Page MenuHomePhabricator

Reduce frequency of garbage collection alerts on cloudelastic
Closed, ResolvedPublic

Description

We've been getting a lot of alerts for excessive garbage collection on the cloudelastic hosts.

Creating this ticket to address the issue. Possible approaches:

  1. Stop the GC from happening
  2. Detune the alerts

Event Timeline

Mentioned in SAL (#wikimedia-operations) [2024-09-03T16:01:58Z] <bking@cumin2002> START - Cookbook sre.elasticsearch.rolling-operation Operation.RESTART (1 nodes at a time) for ElasticSearch cluster cloudelastic: apply heap settings - bking@cumin2002 - T373895

I merged this puppet patch to increase heap size for the secondary clusters on Cloudelastic.

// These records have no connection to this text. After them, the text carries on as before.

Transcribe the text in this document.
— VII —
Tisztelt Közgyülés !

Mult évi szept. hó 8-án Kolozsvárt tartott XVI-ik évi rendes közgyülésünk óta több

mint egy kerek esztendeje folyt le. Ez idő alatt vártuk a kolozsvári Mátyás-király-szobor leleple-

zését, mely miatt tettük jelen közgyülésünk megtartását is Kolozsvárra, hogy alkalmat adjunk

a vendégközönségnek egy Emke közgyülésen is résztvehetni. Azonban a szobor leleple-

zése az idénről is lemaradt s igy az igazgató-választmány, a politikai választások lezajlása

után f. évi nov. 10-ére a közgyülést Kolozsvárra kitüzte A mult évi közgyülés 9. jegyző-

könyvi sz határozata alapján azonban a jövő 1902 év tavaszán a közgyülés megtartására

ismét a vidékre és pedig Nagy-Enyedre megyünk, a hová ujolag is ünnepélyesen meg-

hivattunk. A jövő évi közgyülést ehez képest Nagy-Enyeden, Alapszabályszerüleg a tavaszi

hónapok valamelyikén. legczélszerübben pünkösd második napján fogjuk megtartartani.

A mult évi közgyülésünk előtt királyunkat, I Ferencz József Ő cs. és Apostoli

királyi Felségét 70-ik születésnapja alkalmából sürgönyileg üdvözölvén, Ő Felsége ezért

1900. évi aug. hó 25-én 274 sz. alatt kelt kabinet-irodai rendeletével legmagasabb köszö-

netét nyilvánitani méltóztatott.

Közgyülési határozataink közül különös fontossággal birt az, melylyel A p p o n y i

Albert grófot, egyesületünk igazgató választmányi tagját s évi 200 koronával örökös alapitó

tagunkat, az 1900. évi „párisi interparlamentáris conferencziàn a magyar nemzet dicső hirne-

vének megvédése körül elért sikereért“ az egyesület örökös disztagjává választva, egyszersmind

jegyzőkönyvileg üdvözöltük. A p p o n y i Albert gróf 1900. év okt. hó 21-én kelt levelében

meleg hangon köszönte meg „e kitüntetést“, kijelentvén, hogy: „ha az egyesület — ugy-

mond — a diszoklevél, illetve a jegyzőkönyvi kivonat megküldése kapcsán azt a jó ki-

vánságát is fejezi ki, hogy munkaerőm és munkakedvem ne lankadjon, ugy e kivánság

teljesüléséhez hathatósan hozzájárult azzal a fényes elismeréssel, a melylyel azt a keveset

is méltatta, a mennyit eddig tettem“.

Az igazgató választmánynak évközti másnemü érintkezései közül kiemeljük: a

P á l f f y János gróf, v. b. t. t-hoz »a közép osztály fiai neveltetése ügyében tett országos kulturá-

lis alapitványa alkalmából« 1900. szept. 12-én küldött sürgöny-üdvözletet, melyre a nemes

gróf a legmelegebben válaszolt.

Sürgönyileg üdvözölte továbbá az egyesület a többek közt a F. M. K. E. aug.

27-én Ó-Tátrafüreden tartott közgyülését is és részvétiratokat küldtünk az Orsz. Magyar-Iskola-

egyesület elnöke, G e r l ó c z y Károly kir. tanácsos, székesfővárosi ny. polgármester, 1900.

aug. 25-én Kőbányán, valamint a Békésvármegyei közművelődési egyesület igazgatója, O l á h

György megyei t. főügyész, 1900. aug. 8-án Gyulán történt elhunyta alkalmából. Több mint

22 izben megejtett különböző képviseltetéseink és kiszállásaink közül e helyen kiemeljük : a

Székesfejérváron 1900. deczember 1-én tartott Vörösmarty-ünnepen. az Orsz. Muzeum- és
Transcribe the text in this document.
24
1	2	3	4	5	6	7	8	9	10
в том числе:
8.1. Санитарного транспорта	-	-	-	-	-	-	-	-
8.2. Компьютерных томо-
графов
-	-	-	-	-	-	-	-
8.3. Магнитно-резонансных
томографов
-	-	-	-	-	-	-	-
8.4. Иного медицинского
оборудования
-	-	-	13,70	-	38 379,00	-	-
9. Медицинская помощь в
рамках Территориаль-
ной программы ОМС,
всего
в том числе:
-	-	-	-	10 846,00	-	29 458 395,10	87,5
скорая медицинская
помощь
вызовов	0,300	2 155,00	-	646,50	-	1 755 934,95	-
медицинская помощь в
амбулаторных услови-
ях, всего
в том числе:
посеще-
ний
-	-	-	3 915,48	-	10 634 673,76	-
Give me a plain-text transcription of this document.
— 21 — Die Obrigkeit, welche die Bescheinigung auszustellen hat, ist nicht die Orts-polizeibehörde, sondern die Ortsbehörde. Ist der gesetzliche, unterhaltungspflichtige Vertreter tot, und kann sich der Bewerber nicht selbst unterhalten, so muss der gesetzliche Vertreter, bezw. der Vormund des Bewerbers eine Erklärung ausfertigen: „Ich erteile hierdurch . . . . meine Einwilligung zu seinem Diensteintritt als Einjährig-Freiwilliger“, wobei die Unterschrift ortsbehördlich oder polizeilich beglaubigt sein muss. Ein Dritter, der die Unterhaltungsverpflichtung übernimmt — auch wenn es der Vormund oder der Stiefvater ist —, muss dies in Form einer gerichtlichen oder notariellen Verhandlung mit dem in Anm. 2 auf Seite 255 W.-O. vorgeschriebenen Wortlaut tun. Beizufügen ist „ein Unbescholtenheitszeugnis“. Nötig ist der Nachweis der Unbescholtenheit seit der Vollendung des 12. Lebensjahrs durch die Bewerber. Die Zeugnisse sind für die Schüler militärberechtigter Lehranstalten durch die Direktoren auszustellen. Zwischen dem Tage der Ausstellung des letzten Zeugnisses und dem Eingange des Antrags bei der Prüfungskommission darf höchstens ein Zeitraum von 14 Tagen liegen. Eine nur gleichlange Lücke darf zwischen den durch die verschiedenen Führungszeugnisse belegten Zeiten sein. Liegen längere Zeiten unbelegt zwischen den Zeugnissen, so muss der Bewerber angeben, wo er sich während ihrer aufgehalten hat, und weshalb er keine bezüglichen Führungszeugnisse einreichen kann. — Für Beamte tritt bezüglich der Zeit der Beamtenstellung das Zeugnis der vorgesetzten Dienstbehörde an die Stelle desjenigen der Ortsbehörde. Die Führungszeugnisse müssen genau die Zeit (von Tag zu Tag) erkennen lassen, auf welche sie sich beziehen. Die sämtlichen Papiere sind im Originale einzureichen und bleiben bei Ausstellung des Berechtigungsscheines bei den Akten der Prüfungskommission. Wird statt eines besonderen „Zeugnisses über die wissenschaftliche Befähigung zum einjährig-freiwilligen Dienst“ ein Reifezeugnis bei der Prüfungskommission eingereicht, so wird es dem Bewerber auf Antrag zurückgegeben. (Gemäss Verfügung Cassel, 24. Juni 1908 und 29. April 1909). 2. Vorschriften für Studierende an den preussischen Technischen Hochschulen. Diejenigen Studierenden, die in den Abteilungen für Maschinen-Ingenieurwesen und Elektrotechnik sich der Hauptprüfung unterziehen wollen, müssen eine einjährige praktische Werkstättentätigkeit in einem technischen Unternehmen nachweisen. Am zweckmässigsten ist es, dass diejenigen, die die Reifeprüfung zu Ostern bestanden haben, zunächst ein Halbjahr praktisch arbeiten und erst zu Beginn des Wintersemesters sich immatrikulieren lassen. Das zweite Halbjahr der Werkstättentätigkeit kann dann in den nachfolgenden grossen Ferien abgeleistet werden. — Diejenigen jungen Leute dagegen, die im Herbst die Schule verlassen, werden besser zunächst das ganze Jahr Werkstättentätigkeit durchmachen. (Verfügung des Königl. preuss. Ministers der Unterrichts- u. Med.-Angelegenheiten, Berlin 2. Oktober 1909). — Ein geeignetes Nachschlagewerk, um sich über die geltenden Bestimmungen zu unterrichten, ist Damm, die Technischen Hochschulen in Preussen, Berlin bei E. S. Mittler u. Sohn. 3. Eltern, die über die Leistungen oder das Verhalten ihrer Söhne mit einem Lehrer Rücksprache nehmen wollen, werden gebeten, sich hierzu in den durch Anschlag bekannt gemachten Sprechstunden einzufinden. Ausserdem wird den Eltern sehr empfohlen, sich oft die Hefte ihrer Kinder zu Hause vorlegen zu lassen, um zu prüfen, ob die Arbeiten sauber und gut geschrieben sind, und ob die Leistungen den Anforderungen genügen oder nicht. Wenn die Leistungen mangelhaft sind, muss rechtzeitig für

Mentioned in SAL (#wikimedia-operations) [2024-09-03T16:26:30Z] <bking@cumin2002> END (PASS) - Cookbook sre.elasticsearch.rolling-operation (exit_code=0) Operation.RESTART (1 nodes at a time) for ElasticSearch cluster cloudelastic: apply heap settings - bking@cumin2002 - T373895

bking triaged this task as Low priority.Sep 3 2024, 7:53 PM

The alerts have cleared, but let's leave this open for a few days so we can get a better idea if the heap size increase helped.

It's been 12 days and I have not seen any new alerts for garbage collection in cloudelastic. As such, I'm moving to "needs review." If/when the Search Platform software engineers are happy, we can close this one completely.

Checked over the GC graphs for the last week, everything there looks reasonable.